Covid-19 Deaths In Africa Surge More Than 40%
Africa has recorded a 43 per cent week-on-week rise in COVID-19 deaths, as hospital admissions increase rapidly and countries face shortages in oxygen and intensive care beds, according to the World Health Organization (WHO).
Fatalities increased to 6,273 in the week ending on 11 July 2021 from 4,384 deaths in the previous week.
The global health body noted that Africa is now less than one per cent shy of the weekly peak reached in January when 6,294 deaths were recorded.
Namibia, South Africa, Tunisia, Uganda and Zambia accounted for 83 per cent of the new deaths recorded in the past week. The continent’s case fatality rate, which is the proportion of deaths among confirmed cases, currently stands at 2.6 per cent against the global average of 2.2 per cent.

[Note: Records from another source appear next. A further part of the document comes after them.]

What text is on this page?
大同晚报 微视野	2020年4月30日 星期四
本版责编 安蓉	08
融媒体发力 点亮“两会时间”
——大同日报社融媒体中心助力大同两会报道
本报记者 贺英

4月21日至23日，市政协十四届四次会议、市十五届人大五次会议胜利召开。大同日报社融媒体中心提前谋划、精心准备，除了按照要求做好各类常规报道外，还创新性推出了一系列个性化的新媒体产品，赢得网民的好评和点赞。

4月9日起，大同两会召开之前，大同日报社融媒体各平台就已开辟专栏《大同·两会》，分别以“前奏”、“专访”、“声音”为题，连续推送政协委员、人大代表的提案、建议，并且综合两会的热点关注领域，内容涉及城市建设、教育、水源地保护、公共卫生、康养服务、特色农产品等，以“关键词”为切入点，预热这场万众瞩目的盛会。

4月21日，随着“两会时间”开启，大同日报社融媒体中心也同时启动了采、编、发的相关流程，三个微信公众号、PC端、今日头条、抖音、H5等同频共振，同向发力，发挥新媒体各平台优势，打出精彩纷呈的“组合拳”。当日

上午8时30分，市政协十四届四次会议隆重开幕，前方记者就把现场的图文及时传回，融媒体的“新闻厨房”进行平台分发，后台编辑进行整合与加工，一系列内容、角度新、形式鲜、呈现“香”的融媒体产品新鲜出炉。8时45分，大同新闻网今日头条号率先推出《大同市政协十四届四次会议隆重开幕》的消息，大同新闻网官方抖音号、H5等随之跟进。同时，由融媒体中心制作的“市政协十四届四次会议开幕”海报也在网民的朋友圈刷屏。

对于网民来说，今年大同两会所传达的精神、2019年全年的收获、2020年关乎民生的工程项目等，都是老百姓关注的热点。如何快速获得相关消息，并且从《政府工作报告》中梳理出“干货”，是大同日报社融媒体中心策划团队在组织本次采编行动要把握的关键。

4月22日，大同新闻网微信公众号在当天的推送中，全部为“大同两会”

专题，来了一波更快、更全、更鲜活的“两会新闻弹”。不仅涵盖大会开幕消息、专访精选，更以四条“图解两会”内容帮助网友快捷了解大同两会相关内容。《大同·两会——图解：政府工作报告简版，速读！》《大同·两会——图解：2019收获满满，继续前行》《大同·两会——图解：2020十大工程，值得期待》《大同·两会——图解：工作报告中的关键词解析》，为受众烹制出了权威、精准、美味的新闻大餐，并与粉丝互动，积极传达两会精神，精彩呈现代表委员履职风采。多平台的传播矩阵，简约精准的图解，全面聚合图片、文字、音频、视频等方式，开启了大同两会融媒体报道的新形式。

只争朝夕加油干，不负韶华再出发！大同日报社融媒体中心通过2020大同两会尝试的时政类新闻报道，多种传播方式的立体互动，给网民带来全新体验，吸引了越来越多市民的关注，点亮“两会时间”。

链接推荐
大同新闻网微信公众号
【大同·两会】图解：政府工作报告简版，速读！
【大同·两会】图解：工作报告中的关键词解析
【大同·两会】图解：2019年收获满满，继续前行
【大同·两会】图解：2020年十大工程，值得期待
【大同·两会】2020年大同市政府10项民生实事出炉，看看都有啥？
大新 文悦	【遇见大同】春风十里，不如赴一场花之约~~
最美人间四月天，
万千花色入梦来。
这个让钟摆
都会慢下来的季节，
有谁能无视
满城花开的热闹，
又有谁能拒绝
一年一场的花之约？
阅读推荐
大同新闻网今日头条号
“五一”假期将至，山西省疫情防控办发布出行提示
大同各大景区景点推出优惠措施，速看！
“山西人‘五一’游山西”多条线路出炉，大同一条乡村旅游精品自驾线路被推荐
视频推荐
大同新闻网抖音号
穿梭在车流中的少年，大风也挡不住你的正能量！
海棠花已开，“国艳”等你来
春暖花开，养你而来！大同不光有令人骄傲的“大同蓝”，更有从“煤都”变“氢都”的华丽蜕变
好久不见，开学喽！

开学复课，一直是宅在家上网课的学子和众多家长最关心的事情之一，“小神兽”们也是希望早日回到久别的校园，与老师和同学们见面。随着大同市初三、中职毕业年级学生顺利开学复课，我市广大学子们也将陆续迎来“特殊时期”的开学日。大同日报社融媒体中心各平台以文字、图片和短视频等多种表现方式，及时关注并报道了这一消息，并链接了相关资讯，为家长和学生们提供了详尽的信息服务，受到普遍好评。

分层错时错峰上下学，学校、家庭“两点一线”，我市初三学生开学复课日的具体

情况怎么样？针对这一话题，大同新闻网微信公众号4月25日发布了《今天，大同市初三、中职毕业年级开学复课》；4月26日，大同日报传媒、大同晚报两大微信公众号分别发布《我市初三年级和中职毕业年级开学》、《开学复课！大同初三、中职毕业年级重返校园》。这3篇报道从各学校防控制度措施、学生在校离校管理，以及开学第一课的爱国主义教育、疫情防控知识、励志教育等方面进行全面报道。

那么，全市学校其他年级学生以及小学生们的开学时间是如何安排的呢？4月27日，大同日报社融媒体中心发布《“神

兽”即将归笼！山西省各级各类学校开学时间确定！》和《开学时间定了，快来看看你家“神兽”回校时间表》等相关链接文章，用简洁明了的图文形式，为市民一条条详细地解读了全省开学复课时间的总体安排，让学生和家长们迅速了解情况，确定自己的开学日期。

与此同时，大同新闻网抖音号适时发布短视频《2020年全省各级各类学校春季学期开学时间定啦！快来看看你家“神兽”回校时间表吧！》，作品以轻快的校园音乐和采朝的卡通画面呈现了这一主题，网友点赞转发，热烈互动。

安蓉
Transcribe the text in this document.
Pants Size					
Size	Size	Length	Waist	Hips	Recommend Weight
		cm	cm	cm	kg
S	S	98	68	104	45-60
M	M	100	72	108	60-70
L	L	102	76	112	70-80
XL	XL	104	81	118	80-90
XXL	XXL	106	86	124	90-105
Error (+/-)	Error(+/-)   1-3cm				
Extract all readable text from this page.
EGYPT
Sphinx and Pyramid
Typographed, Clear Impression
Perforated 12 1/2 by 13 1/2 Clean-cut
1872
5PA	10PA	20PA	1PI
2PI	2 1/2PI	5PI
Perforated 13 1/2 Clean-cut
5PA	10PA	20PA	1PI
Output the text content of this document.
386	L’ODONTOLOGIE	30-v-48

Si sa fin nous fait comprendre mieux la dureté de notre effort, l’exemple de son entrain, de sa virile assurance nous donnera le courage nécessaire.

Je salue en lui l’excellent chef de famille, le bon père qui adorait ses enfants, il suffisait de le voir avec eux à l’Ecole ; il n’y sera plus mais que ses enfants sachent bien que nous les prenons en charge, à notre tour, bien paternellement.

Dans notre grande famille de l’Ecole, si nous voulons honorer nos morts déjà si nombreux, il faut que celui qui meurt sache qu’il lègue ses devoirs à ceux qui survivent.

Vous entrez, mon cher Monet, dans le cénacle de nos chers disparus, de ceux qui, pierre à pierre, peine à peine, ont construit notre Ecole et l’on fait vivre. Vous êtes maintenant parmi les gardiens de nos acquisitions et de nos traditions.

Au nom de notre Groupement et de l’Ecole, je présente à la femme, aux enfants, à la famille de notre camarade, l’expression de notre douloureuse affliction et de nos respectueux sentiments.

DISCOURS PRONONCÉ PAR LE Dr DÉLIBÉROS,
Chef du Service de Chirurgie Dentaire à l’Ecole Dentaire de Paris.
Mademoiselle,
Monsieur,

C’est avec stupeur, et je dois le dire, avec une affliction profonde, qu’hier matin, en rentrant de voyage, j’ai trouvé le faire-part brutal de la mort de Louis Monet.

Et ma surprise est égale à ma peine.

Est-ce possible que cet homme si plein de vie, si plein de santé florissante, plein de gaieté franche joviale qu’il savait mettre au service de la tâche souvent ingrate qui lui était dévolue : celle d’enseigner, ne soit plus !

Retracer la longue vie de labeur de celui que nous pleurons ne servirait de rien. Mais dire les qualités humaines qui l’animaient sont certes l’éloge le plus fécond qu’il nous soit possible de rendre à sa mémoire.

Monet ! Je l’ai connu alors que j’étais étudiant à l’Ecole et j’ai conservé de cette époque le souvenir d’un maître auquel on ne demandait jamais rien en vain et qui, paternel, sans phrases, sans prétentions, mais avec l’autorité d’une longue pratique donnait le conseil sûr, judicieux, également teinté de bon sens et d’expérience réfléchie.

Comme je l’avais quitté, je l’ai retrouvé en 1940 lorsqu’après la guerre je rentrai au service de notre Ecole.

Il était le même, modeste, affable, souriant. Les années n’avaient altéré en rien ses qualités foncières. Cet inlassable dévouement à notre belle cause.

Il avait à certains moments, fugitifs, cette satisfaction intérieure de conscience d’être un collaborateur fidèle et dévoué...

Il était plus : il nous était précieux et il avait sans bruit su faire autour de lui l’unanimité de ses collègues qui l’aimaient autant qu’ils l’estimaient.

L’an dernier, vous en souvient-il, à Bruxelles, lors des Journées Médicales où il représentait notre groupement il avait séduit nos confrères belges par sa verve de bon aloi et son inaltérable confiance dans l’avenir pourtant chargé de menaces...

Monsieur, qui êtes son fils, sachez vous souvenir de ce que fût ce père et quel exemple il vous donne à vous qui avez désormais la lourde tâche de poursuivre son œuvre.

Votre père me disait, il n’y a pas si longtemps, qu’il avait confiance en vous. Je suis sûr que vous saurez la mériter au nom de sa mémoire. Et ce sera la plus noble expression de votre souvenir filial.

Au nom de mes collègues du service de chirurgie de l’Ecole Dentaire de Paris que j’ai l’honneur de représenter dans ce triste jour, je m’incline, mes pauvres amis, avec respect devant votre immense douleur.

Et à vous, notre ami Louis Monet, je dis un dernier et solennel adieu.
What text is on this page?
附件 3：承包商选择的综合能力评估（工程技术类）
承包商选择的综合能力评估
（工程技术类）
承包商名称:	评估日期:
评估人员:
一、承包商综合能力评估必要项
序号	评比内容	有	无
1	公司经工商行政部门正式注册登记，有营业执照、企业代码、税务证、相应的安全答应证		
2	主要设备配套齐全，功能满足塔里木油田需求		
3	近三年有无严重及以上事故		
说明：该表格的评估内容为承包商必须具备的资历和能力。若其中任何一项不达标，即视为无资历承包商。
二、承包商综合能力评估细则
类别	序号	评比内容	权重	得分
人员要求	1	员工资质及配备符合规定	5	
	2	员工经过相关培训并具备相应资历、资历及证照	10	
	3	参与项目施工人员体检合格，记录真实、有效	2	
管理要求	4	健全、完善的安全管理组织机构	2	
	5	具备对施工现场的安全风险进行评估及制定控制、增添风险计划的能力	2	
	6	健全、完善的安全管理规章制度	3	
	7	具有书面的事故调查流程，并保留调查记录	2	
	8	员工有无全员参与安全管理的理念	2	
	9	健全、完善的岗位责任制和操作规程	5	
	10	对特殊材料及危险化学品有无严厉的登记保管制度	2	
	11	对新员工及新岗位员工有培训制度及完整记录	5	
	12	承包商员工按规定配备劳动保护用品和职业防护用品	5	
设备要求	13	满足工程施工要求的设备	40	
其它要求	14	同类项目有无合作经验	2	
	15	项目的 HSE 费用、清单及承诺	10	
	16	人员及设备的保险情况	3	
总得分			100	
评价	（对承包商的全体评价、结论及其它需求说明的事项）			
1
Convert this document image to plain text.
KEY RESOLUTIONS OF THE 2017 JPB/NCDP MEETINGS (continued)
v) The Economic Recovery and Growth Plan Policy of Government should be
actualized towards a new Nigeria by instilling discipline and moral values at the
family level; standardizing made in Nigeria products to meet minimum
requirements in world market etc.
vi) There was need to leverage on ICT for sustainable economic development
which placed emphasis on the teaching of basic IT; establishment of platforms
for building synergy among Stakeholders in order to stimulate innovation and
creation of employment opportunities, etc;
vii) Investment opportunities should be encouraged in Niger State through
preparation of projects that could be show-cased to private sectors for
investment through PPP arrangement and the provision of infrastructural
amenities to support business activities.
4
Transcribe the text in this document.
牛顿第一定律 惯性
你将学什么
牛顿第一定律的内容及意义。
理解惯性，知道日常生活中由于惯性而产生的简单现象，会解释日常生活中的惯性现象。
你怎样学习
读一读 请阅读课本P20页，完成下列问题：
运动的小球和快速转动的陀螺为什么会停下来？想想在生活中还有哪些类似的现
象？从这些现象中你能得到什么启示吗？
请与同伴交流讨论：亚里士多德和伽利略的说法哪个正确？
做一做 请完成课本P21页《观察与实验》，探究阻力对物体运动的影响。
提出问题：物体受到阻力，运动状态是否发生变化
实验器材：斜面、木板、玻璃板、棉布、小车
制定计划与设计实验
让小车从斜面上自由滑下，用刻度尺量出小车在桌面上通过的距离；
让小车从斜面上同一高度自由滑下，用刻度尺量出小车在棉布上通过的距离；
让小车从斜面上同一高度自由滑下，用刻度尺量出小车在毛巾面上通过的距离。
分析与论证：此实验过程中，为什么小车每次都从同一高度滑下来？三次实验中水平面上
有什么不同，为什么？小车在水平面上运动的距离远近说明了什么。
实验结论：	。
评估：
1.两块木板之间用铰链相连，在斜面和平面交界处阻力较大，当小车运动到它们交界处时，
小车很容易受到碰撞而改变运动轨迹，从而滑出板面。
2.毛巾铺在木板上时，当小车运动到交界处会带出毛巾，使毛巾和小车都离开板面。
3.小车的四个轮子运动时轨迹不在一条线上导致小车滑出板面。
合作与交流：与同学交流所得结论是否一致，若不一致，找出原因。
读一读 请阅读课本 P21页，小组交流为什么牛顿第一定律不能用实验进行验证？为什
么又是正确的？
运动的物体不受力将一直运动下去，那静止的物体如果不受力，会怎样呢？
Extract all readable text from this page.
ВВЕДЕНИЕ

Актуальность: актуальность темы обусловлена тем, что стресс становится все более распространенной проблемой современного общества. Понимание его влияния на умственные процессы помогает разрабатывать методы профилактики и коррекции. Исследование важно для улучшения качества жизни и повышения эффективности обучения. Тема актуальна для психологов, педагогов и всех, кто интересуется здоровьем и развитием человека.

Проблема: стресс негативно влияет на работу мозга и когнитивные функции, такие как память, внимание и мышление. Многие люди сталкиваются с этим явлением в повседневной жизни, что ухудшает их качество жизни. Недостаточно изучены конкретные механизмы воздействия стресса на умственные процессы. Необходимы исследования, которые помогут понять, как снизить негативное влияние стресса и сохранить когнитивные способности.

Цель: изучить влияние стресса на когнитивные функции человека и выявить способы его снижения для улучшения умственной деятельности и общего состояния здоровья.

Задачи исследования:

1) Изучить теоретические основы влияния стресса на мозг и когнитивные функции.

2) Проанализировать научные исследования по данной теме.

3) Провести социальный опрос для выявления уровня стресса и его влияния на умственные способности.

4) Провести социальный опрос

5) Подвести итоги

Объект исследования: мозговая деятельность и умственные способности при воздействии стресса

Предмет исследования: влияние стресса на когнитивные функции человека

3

It stated that COVID-19 cases have risen for eight straight weeks, topping 6 million on July 13. Over the past month, Africa recorded an additional 1 million cases. This is the shortest time it’s taken so far to add 1 million cases. Comparatively, it took around three months to move from 4 million to 5 million cases. This COVID-19 surge is the fastest the continent has seen.
The surge is driven by public fatigue with key health measures and an increased spread of variants. To date, the Delta variant, which is currently the most transmissible of all variants, has been detected in 21 African countries, while the Alpha variant is in 35 countries and Beta in 30.
Speaking during a virtual media briefing, the WHO Regional Director for Africa, Dr. Matshidiso Moeti, said: “Deaths have climbed steeply for the past five weeks. This is a clear warning sign that hospitals in the most impacted countries are reaching a breaking-point.
“Under-resourced health systems in countries are facing dire shortages of the health workers, supplies, equipment and infrastructure needed to provide care to severely ill COVID-19 patients.”